Esta resposta do menino, deu-a ele com sua fala particular, que era uma rouca explosão da voz, despedida em ásperas e bruscas articulações, como o rugido de um animal, ou a blateração de um surdo-mudo.
A quem não estivesse muito habituado com essa pronúncia desabrida e selvagem, seria impossível discernir de pronto os vocábulos, pela velocidade com que eram arremessadas as sílabas incisas e truncadas.
Aproximara-se nhá Tudinha com a curiosidade de ver a quem falava Berta, e como reconhecesse o menino, escapou-lhe um gesto de visível repugnância. Mas um olhar da menina bastou para apagar essa repulsa, e convertê-la em agasalho.
— Ande, Brás, disse a viúva com afabilidade. Tome uma cousa que lhe guardei.
Desta vez nem se deu o rapaz ao trabalho de responder com a voz. Fez uma careta má a nhá Tudinha, e voltou-lhe as costas.
— Brás!...
Nesse monossílabo proferido por Berta, com sua voz sempre doce e melodiosa, percebia-se uma vibração íntima que destoava no meio daquela harmonia. Era como o brandimento da corda que estalava, ou como o áspero triscar do diamante no vidro.

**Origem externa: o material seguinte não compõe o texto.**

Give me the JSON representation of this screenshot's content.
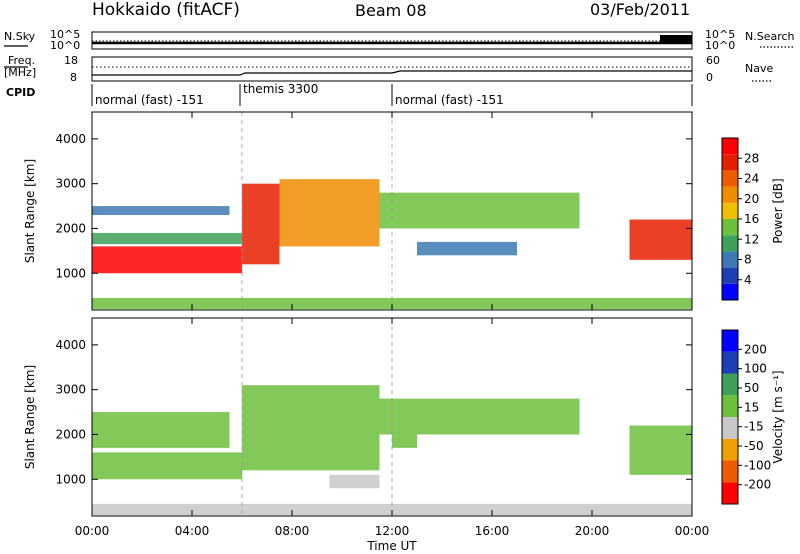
{
  "header": {
    "title": "Hokkaido (fitACF)",
    "beam": "Beam 08",
    "date": "03/Feb/2011"
  },
  "noise_panel": {
    "left_label": "N.Sky",
    "left_tick_top": "10^5",
    "left_tick_bottom": "10^0",
    "right_label": "N.Search",
    "right_tick_top": "10^5",
    "right_tick_bottom": "10^0"
  },
  "freq_panel": {
    "left_label_1": "Freq.",
    "left_label_2": "[MHz]",
    "left_tick_top": "18",
    "left_tick_bottom": "8",
    "right_label": "Nave",
    "right_tick_top": "60",
    "right_tick_bottom": "0"
  },
  "cpid_panel": {
    "label": "CPID",
    "segments": [
      {
        "name": "normal (fast) -151",
        "start_hour": 0,
        "end_hour": 6
      },
      {
        "name": "themis 3300",
        "start_hour": 6,
        "end_hour": 12
      },
      {
        "name": "normal (fast) -151",
        "start_hour": 12,
        "end_hour": 24
      }
    ]
  },
  "x_axis": {
    "label": "Time UT",
    "ticks": [
      "00:00",
      "04:00",
      "08:00",
      "12:00",
      "16:00",
      "20:00",
      "00:00"
    ]
  },
  "power_colorbar": {
    "label": "Power [dB]",
    "ticks": [
      "28",
      "24",
      "20",
      "16",
      "12",
      "8",
      "4"
    ],
    "colors": [
      "#0000ff",
      "#1e3fb4",
      "#3c7ab4",
      "#3fa05a",
      "#6cc03c",
      "#f0c000",
      "#f08c00",
      "#f05a00",
      "#e61e00",
      "#ff0000"
    ]
  },
  "velocity_colorbar": {
    "label": "Velocity [m s⁻¹]",
    "ticks": [
      "200",
      "100",
      "50",
      "15",
      "-15",
      "-50",
      "-100",
      "-200"
    ],
    "colors": [
      "#ff0000",
      "#f05a00",
      "#f0a000",
      "#c8c8c8",
      "#6cc03c",
      "#3fa05a",
      "#1e3fb4",
      "#0000ff"
    ]
  },
  "chart_data": [
    {
      "type": "heatmap",
      "panel": "power",
      "ylabel": "Slant Range [km]",
      "xlabel": "Time UT",
      "xlim": [
        0,
        24
      ],
      "ylim": [
        180,
        4600
      ],
      "y_ticks": [
        1000,
        2000,
        3000,
        4000
      ],
      "colorbar": "Power [dB]",
      "colorbar_range": [
        0,
        30
      ],
      "regions": [
        {
          "t0": 0.0,
          "t1": 6.0,
          "r0": 1000,
          "r1": 1600,
          "power": 28
        },
        {
          "t0": 0.0,
          "t1": 6.0,
          "r0": 1650,
          "r1": 1900,
          "power": 10
        },
        {
          "t0": 0.0,
          "t1": 5.5,
          "r0": 2300,
          "r1": 2500,
          "power": 8
        },
        {
          "t0": 6.0,
          "t1": 7.5,
          "r0": 1200,
          "r1": 3000,
          "power": 24
        },
        {
          "t0": 7.5,
          "t1": 11.5,
          "r0": 1600,
          "r1": 3100,
          "power": 20
        },
        {
          "t0": 11.5,
          "t1": 19.5,
          "r0": 2000,
          "r1": 2800,
          "power": 14
        },
        {
          "t0": 13.0,
          "t1": 17.0,
          "r0": 1400,
          "r1": 1700,
          "power": 6
        },
        {
          "t0": 21.5,
          "t1": 24.0,
          "r0": 1300,
          "r1": 2200,
          "power": 26
        },
        {
          "t0": 0.0,
          "t1": 24.0,
          "r0": 200,
          "r1": 450,
          "power": 12
        }
      ]
    },
    {
      "type": "heatmap",
      "panel": "velocity",
      "ylabel": "Slant Range [km]",
      "xlabel": "Time UT",
      "xlim": [
        0,
        24
      ],
      "ylim": [
        180,
        4600
      ],
      "y_ticks": [
        1000,
        2000,
        3000,
        4000
      ],
      "colorbar": "Velocity [m s⁻¹]",
      "colorbar_range": [
        -250,
        250
      ],
      "regions": [
        {
          "t0": 0.0,
          "t1": 6.0,
          "r0": 1000,
          "r1": 1600,
          "velocity": 0
        },
        {
          "t0": 0.0,
          "t1": 5.5,
          "r0": 1700,
          "r1": 2500,
          "velocity": 0
        },
        {
          "t0": 6.0,
          "t1": 11.5,
          "r0": 1200,
          "r1": 3100,
          "velocity": 0
        },
        {
          "t0": 11.5,
          "t1": 19.5,
          "r0": 2000,
          "r1": 2800,
          "velocity": 0
        },
        {
          "t0": 9.5,
          "t1": 11.5,
          "r0": 800,
          "r1": 1100,
          "velocity": -40
        },
        {
          "t0": 12.0,
          "t1": 13.0,
          "r0": 1700,
          "r1": 2000,
          "velocity": 30
        },
        {
          "t0": 21.5,
          "t1": 24.0,
          "r0": 1100,
          "r1": 2200,
          "velocity": 0
        },
        {
          "t0": 0.0,
          "t1": 24.0,
          "r0": 200,
          "r1": 450,
          "velocity": -30
        }
      ]
    }
  ]
}
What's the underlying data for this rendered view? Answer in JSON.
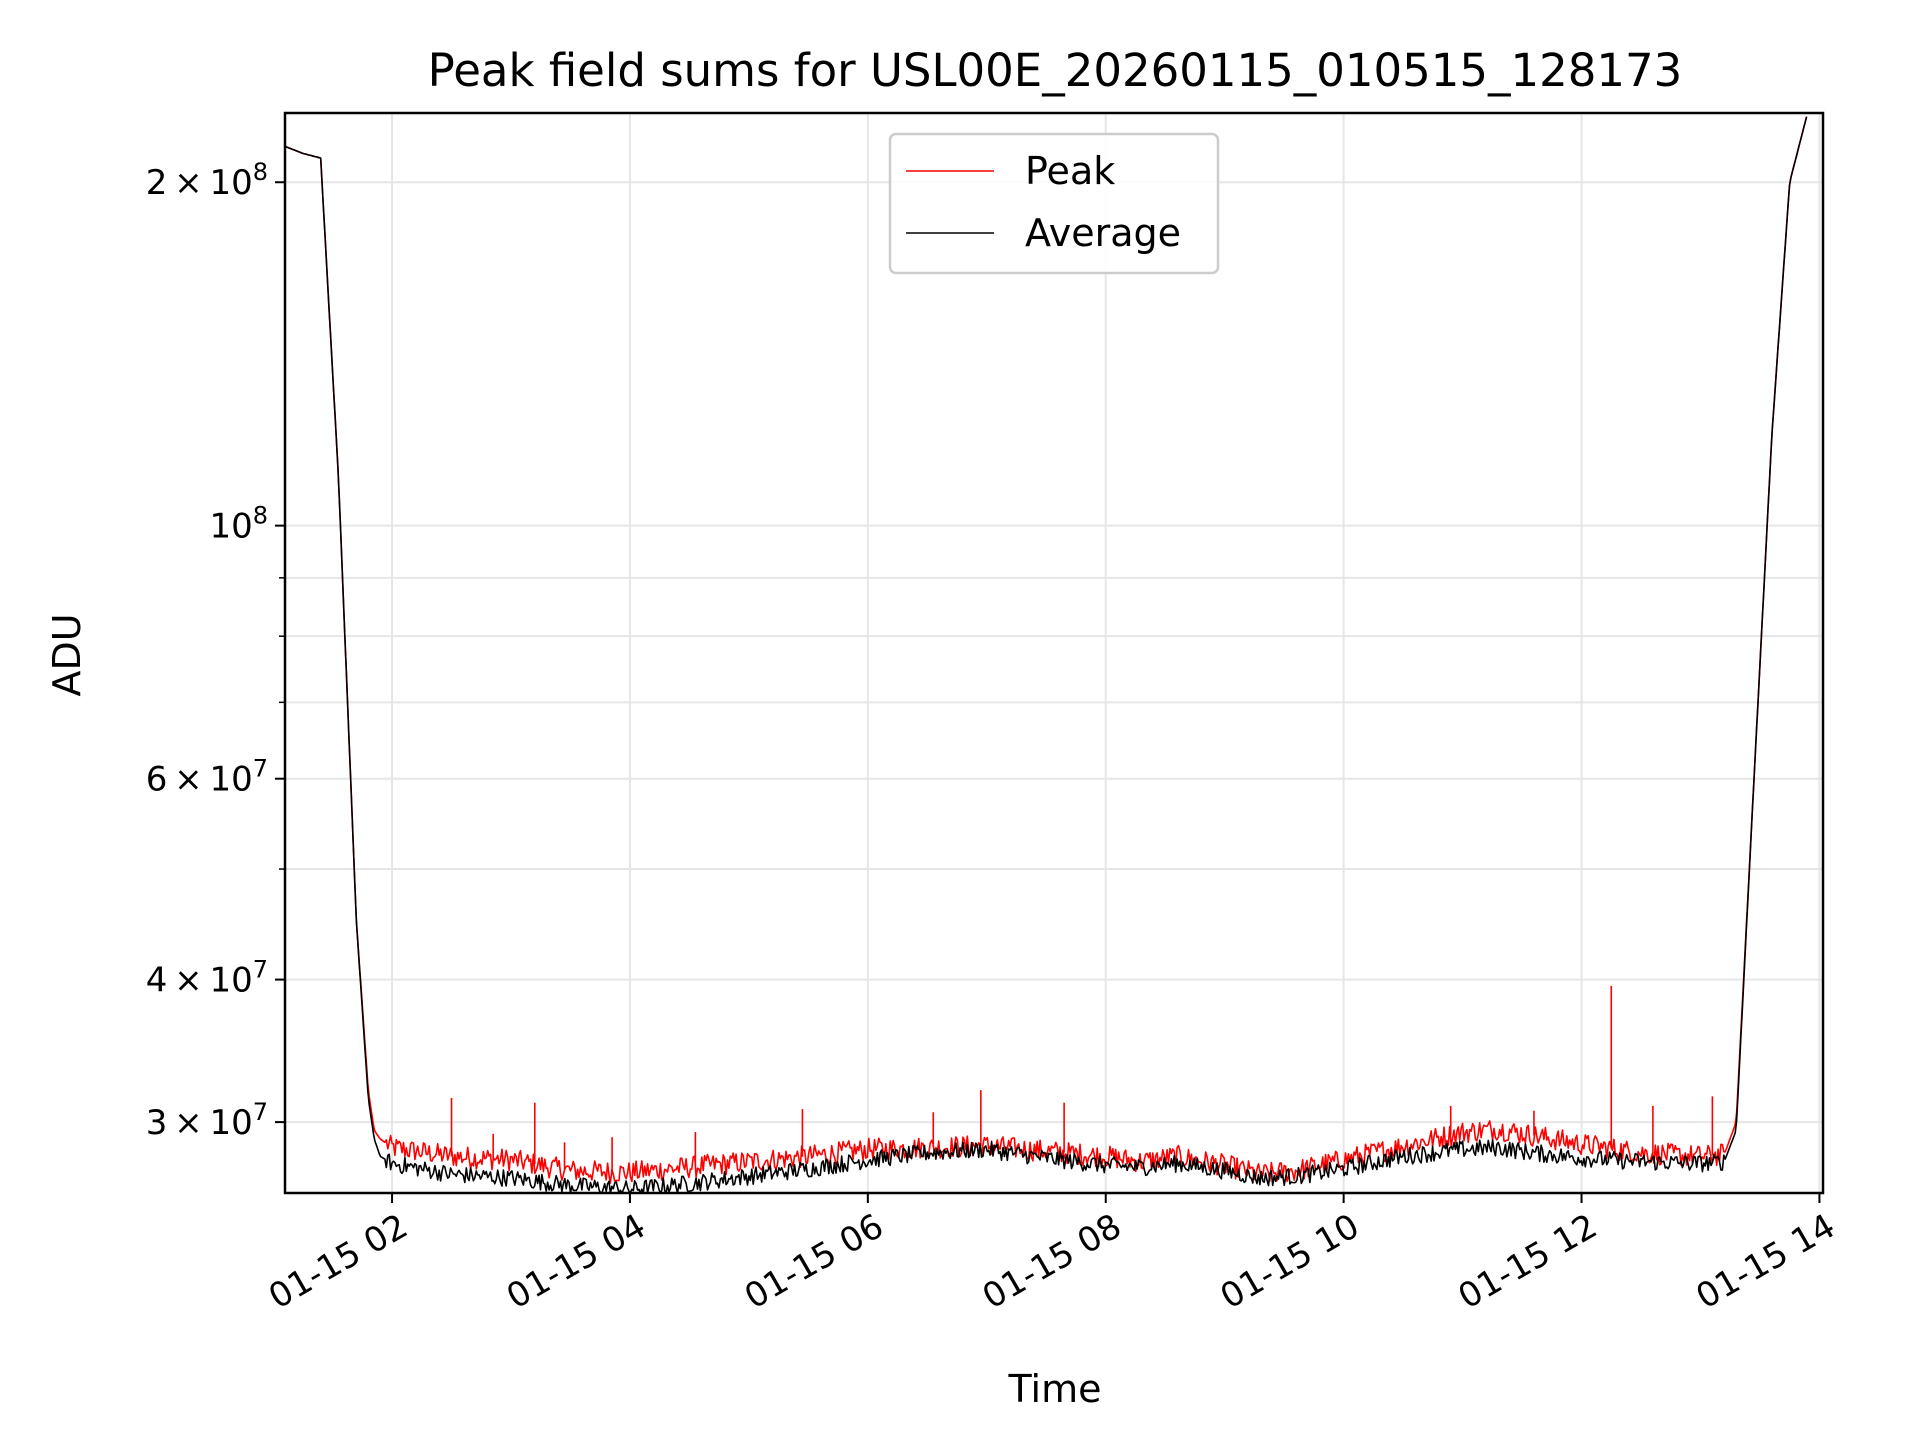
{
  "chart_data": {
    "type": "line",
    "title": "Peak field sums for USL00E_20260115_010515_128173",
    "xlabel": "Time",
    "ylabel": "ADU",
    "yscale": "log",
    "x_units": "hours since 2026-01-15 00:00",
    "xlim": [
      1.1,
      14.03
    ],
    "ylim": [
      26000000,
      230000000
    ],
    "grid": true,
    "legend_position": "upper-center",
    "x_ticks": [
      {
        "value": 2,
        "label": "01-15 02"
      },
      {
        "value": 4,
        "label": "01-15 04"
      },
      {
        "value": 6,
        "label": "01-15 06"
      },
      {
        "value": 8,
        "label": "01-15 08"
      },
      {
        "value": 10,
        "label": "01-15 10"
      },
      {
        "value": 12,
        "label": "01-15 12"
      },
      {
        "value": 14,
        "label": "01-15 14"
      }
    ],
    "y_ticks": [
      {
        "value": 200000000,
        "mant": "2",
        "exp": "8"
      },
      {
        "value": 100000000,
        "mant": "",
        "exp": "8"
      },
      {
        "value": 60000000,
        "mant": "6",
        "exp": "7"
      },
      {
        "value": 40000000,
        "mant": "4",
        "exp": "7"
      },
      {
        "value": 30000000,
        "mant": "3",
        "exp": "7"
      }
    ],
    "y_minor_ticks": [
      90000000,
      80000000,
      70000000,
      50000000
    ],
    "series": [
      {
        "name": "Peak",
        "color": "#ff0000",
        "x": [
          1.1,
          1.25,
          1.4,
          1.55,
          1.7,
          1.8,
          1.85,
          1.9,
          2.0,
          2.5,
          3.0,
          3.5,
          4.0,
          4.5,
          5.0,
          5.5,
          6.0,
          6.5,
          7.0,
          7.5,
          8.0,
          8.3,
          8.6,
          9.0,
          9.3,
          9.6,
          10.0,
          10.5,
          11.0,
          11.3,
          11.6,
          12.0,
          12.5,
          13.0,
          13.2,
          13.3,
          13.45,
          13.6,
          13.75,
          13.9
        ],
        "y": [
          215000000,
          212000000,
          210000000,
          110000000,
          45000000,
          32000000,
          29500000,
          29000000,
          28500000,
          28000000,
          27800000,
          27200000,
          27100000,
          27400000,
          27700000,
          28000000,
          28400000,
          28500000,
          28600000,
          28300000,
          28000000,
          27700000,
          28000000,
          27500000,
          27000000,
          27200000,
          27800000,
          28600000,
          29400000,
          29600000,
          29200000,
          28700000,
          28200000,
          28000000,
          28100000,
          30000000,
          60000000,
          120000000,
          200000000,
          230000000
        ],
        "spikes": [
          {
            "x": 2.5,
            "y": 31500000
          },
          {
            "x": 2.85,
            "y": 29300000
          },
          {
            "x": 3.2,
            "y": 31200000
          },
          {
            "x": 3.45,
            "y": 28800000
          },
          {
            "x": 3.85,
            "y": 29100000
          },
          {
            "x": 4.55,
            "y": 29400000
          },
          {
            "x": 5.45,
            "y": 30800000
          },
          {
            "x": 6.55,
            "y": 30600000
          },
          {
            "x": 6.95,
            "y": 32000000
          },
          {
            "x": 7.65,
            "y": 31200000
          },
          {
            "x": 10.9,
            "y": 31000000
          },
          {
            "x": 11.6,
            "y": 30700000
          },
          {
            "x": 12.25,
            "y": 39500000
          },
          {
            "x": 12.6,
            "y": 31000000
          },
          {
            "x": 13.1,
            "y": 31600000
          }
        ]
      },
      {
        "name": "Average",
        "color": "#000000",
        "x": [
          1.1,
          1.25,
          1.4,
          1.55,
          1.7,
          1.8,
          1.85,
          1.9,
          2.0,
          2.5,
          3.0,
          3.5,
          4.0,
          4.5,
          5.0,
          5.5,
          6.0,
          6.5,
          7.0,
          7.5,
          8.0,
          8.3,
          8.6,
          9.0,
          9.3,
          9.6,
          10.0,
          10.5,
          11.0,
          11.3,
          11.6,
          12.0,
          12.5,
          13.0,
          13.2,
          13.3,
          13.45,
          13.6,
          13.75,
          13.9
        ],
        "y": [
          215000000,
          212000000,
          210000000,
          110000000,
          45000000,
          31500000,
          29000000,
          28000000,
          27600000,
          27000000,
          26800000,
          26400000,
          26200000,
          26500000,
          26900000,
          27300000,
          27800000,
          28200000,
          28400000,
          27900000,
          27500000,
          27400000,
          27600000,
          27200000,
          26800000,
          26900000,
          27300000,
          28000000,
          28400000,
          28500000,
          28200000,
          27900000,
          27700000,
          27600000,
          27700000,
          29500000,
          60000000,
          120000000,
          200000000,
          230000000
        ]
      }
    ]
  }
}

Voltou-se Brás e veio dócil e humilde, acompanhando a indicação do gesto de Berta, colocar-se em frente dela, que, depois de lavar-lhe as mãos, e cortar-lhe as unhas, o sentou a seu lado no banco da mesa. Aí tomou o prato, que lhe serviu ela, e comeu com uns modos comedidos, embora um tanto hirtos, que ia copiando da moça. Ninguém diria fosse este o mesmo lambaz, que na mesa de Galvão metia o queixo na xícara, deixava na toalha uma roda de sobejos, e lambuzava a cara de sopa e manteiga.
Foi rápido o almoço.
Nhá Tudinha não tirava o sentido do forno onde assava um bolo de mandioca puba: além de que de prova em prova já petiscara seus biscoitos bons. Berta, essa comia como um passarinho, aos beliscos. Antes de sair de casa pela alvorada, tomara café; e de caminho trincara as roscas de goma que levava para Zana.
O Brás também não tinha fome. O constrangimento, em que o punha a presença da menina e a sua fascinação, deviam de embotar-lhe o apetite insaciável, com que de ordinário devorava quanto lhe deixassem.